I think the first building block for anything is having an identity that allows you to participate in a system. I want democratisation to have an effect on the underbanked or unbanked, and allow people to understand the value of the transaction they’re making. When we switch to a data-driven economy, rather than an asset-driven economy, that does mean that personal information has more value. It levels the playing field insofar as I don’t need to have assets to have value as a customer.

When we start looking at how we can shape data liquidity, how data can become an asset class itself which has its own value, that means people can generate data about themselves that gives them a type of liquidity. It’s a secondary market, it’s not a traditional asset class market. Everyone can generate their own inherent value, with their identity as the root of that.

Creating a new market for liquidity that’s in data form rather than asset form means there’s a lower barrier of entry for any individual. They don’t need to have a savings account, they don’t even need to have a deposit account, their activities around the community create value. The ubiquity of smartphones and access to the internet now allows us to do that. But I don’t think we’ve cleared the barriers in the way of that yet. The old model is completely outmoded. Whereas, if a bank managed the permissions someone is granted to access your Facebook account and your personal data, that becomes more interesting.

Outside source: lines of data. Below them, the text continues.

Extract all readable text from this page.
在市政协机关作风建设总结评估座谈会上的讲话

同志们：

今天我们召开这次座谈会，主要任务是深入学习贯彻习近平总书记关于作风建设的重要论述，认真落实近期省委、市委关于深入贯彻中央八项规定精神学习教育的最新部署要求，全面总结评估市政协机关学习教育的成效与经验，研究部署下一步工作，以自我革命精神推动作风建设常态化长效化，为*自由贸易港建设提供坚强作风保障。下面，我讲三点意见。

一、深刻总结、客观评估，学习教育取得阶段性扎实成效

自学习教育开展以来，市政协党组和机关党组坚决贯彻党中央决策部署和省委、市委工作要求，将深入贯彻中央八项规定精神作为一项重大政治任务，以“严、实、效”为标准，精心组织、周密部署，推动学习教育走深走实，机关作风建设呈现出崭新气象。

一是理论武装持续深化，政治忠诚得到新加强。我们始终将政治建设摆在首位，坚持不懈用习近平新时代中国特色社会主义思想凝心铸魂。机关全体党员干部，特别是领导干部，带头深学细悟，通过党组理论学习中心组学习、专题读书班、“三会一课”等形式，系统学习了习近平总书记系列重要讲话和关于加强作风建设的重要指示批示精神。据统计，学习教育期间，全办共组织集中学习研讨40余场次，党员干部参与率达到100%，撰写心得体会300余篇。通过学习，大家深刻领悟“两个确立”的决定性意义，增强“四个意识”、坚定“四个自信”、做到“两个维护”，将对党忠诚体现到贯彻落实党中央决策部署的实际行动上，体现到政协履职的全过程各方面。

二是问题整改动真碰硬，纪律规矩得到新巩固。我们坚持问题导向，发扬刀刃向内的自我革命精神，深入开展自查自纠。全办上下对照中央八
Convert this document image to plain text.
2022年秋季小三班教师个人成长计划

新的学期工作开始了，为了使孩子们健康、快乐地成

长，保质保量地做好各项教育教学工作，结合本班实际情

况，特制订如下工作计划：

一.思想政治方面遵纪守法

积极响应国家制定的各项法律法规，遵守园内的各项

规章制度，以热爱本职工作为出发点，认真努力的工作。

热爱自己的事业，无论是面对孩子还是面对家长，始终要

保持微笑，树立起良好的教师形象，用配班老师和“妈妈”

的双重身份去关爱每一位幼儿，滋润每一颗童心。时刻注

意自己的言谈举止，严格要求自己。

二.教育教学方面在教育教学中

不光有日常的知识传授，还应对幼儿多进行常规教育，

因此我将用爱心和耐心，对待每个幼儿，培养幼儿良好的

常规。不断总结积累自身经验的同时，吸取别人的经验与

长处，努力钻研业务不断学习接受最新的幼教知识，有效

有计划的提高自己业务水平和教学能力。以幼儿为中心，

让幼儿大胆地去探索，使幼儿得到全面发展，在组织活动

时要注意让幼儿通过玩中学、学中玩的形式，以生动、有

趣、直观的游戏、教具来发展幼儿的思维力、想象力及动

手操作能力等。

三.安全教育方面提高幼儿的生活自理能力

What examples of this in action could you imagine?

A nice example would be booking an Uber. If your ride costs £20, but I share some information about what I’m doing at my destination – if I’m going shopping and what I’m buying, for example – I might get a discount on my ride because I’m willing to share that information.

Say, for example, you’re buying a specific pair of shoes for a partner or a child, from a specific destination, with a specific budget. For all those little bits of information, they start discounting the cost until eventually they’re paying me to ride with them because they now know how much I’ll actually be paying. Those sort of scenarios, where I share my contextual ‘why’, become valuable, and that starts to shift the dynamics.

What if I’m a bank and I can say, “I will manage those permissions and that information for you, and deliver it in a way that is secure and private, and I’ll continue to do this until you tell me to stop”. They can manage that so that you understand your market value is for that particular piece of information.